Już dzisiaj na rynku oficjalnie zadebiutuje najnowsza przeglądarka Mozilli, czyli długo wyczekiwany Firefox 3.0. Większość zmian i udoskonaleń wprowadzonych do programu jest trudna do zauważenia dla przeciętnego użytkownika. Do momentu, aż zacznie się z programu korzystać. Jak twierdzi producent Firefoxa, działa on do siedmiu razy szybciej niż konkurencyjny produkt Microsoftu, a to za sprawą nowego silnika przeglądarki (Gecko 1.9). Dla przykładu, strona z wiadomościami e-mail załaduje się w 60 milisekund, a w IE - w ponad 400 milisekund. Nowością jest również inteligentne okno adresu stron www. Po wpisaniu w nie danego zapytania (np. Dziennik), program sięgnie do historii poprzednich wyszukiwań i automatycznie załaduje stronę, w której URL-u znajduje się poszukiwane przez nas słowo, a którą już wcześniej zdarzyło nam się odwiedzać (np. http://Dziennik.pl ). Dużym atutem nowego Firefoxa jest możliwość wzbogacania go o różne dodatki (tzw. Adds-On), dzięki którym przeglądarka zyska nowe funkcjonalności. W Firefoxie 3.0 nie zabrakło też zmian natury kosmetyczno-wizualnej.
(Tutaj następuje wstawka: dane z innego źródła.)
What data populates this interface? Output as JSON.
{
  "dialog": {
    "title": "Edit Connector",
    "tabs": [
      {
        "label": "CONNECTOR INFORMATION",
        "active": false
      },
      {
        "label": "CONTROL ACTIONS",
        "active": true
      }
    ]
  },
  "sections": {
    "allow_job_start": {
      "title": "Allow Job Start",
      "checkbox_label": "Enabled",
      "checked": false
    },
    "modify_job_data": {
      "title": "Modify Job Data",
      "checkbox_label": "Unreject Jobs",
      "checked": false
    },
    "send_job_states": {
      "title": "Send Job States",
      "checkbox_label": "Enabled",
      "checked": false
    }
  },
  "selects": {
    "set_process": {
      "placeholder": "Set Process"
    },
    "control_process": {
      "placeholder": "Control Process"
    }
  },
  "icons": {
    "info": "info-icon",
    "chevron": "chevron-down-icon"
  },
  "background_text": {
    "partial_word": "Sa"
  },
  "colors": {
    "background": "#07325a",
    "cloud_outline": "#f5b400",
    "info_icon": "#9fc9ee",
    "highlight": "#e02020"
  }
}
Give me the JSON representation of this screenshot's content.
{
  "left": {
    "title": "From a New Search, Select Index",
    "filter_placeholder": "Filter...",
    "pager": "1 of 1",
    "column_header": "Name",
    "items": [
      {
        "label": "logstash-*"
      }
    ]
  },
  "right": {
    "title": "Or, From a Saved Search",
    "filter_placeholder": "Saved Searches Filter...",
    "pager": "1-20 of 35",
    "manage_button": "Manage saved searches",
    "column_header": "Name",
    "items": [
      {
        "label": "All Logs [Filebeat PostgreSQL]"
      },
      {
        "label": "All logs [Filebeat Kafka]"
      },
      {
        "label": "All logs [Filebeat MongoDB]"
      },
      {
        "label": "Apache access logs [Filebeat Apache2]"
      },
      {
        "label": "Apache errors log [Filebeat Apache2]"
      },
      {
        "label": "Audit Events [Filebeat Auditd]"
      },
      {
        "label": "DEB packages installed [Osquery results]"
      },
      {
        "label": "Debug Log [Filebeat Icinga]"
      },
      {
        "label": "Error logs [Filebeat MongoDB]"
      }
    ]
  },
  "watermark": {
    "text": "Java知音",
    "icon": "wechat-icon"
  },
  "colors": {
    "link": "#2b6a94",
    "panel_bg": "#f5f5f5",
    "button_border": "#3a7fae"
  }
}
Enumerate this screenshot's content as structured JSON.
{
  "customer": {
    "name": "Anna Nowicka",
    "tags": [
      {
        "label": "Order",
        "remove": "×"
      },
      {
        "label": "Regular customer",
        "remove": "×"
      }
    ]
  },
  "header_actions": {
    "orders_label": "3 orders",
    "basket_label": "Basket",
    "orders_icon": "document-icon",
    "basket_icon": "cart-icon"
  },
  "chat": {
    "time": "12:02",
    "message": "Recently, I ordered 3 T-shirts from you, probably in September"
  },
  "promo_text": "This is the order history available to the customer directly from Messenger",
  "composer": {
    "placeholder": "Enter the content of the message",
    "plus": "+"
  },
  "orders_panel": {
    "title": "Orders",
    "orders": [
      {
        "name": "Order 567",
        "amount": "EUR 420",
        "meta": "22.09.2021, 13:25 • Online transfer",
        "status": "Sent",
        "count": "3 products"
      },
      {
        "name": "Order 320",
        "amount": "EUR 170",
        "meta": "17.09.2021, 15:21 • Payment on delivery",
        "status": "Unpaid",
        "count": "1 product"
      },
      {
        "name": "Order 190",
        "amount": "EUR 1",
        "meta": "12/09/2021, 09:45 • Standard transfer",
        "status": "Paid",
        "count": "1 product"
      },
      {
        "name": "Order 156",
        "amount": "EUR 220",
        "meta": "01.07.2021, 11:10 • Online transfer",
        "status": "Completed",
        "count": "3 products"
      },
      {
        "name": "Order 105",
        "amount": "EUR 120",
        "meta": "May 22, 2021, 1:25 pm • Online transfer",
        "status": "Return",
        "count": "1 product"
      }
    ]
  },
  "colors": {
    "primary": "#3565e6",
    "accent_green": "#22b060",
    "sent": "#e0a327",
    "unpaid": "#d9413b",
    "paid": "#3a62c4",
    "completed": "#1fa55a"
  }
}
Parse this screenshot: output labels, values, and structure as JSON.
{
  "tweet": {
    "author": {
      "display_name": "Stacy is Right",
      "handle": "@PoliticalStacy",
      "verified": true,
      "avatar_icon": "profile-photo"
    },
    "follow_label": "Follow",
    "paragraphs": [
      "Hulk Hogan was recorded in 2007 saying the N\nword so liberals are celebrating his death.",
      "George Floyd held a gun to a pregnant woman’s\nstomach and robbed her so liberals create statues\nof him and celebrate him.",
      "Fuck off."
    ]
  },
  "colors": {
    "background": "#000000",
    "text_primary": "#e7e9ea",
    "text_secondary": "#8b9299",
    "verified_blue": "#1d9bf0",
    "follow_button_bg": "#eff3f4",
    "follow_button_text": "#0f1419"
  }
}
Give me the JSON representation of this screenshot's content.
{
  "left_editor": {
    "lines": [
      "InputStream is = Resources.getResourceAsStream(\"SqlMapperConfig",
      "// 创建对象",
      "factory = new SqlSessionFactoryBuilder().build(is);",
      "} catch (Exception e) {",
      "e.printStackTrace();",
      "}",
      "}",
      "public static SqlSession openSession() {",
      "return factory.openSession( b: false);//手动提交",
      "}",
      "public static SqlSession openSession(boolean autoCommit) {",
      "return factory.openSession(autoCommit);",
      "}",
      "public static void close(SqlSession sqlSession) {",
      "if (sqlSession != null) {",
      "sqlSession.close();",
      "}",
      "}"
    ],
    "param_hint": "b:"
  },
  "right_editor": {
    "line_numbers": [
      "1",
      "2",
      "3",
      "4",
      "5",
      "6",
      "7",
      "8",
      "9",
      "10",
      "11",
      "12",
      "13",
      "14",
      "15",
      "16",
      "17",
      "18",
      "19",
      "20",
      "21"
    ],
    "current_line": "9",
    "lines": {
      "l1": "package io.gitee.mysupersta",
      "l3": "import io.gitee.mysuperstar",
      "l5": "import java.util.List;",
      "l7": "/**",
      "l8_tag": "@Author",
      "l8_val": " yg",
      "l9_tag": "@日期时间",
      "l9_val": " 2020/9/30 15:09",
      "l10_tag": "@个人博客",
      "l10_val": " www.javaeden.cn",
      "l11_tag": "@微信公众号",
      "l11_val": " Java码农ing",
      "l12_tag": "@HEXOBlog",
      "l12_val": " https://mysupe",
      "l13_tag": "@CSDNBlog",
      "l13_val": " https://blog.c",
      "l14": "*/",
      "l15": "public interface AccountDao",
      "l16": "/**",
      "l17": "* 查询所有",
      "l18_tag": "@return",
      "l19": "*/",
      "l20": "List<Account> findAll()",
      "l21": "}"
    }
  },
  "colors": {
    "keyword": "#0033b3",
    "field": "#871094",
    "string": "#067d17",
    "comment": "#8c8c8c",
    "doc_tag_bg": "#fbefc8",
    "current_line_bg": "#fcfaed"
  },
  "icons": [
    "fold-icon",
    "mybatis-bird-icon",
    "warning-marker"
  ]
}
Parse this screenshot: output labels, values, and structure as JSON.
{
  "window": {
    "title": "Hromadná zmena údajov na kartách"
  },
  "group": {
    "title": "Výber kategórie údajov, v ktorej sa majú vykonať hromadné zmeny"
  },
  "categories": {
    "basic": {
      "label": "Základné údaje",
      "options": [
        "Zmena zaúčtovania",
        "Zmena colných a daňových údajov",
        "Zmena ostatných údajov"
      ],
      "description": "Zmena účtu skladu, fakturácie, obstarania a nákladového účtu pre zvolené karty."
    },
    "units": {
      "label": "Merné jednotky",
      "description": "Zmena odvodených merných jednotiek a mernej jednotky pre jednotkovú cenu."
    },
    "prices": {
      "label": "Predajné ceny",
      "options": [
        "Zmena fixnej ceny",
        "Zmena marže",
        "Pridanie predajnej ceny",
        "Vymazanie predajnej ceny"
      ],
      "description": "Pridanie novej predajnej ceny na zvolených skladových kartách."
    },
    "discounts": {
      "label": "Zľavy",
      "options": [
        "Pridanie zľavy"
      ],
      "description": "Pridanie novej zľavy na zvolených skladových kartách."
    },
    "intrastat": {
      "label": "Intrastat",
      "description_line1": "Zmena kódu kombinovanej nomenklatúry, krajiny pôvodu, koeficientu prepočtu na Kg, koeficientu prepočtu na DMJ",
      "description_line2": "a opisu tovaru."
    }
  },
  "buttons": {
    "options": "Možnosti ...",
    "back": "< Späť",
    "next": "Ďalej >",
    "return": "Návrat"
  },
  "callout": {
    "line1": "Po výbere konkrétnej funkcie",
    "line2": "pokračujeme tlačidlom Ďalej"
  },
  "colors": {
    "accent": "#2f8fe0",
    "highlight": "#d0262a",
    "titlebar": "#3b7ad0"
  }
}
Jedną z nich jest dopasowanie kolorystyki interfejsu przeglądarki do używanego systemu operacyjnego (Firefox uruchomiony na Apple’u będzie srebrzysto szary, na komputerze z systemem Windows - niebieski, a na komputerze z Linuxem - szaro-pomarańczowy). Oczywiście w nowym Firefoxie poprawiono też funkcje związane z bezpieczeństwem surfowania po sieci.
Drugim programem, który może odebrać nieco użytkowników Internet Explorerowi jest Opera 9.5. Program zadebiutował w ubiegłym tygodniu, jednak dzięki swoim funkcjom może nieco namieszać na rynku przeglądarek. Dotychczas przeglądarka Opera była znana głównie użytkownikom telefonów komórkowych oraz smartphone’ów. O użytkownikach tych gadżetów nie zapomniano i przy okazji prac nad nowym programem. M.in. z tego powodu przeglądarkę wyposażono w funkcję udostępniania i synchronizacji historii przeglądania oraz zakładek z ulubionymi stronami z innymi urządzeniami np. komórką czy laptopem. "W Operze 9.5 chodzi przede wszystkim o to, by móc zabrać <swoją sieć> wszędzie ze sobą" - mówi Tatsuki Tomita z Opery.
W nowej Operze także znajdziemy inteligentny pasek adresu. W odróżnieniu od Firefoxa, Opera będzie jednak przeszukiwać wcześniej odwiedzane strony nie tylko skanując ich adresy, ale także ich zawartość. Jeśli więc np. zdarzyło nam się czytać na stronach Dziennik.pl tekst o nowej planecie pozasłonecznej, wystarczy wpisać w okienko adresu hasło "planeta", by program wyświetlił nam stronę z artykułem. Wygodną funkcją jest także możliwość cofania się do poprzedniej strony zaledwie dwoma kliknięciami klawisza myszy. Biorąc pod uwagę, że zarówno Opera 9.5, jak i wspomniany wcześniej Firefox to programy darmowe, warto samemu je wypróbować.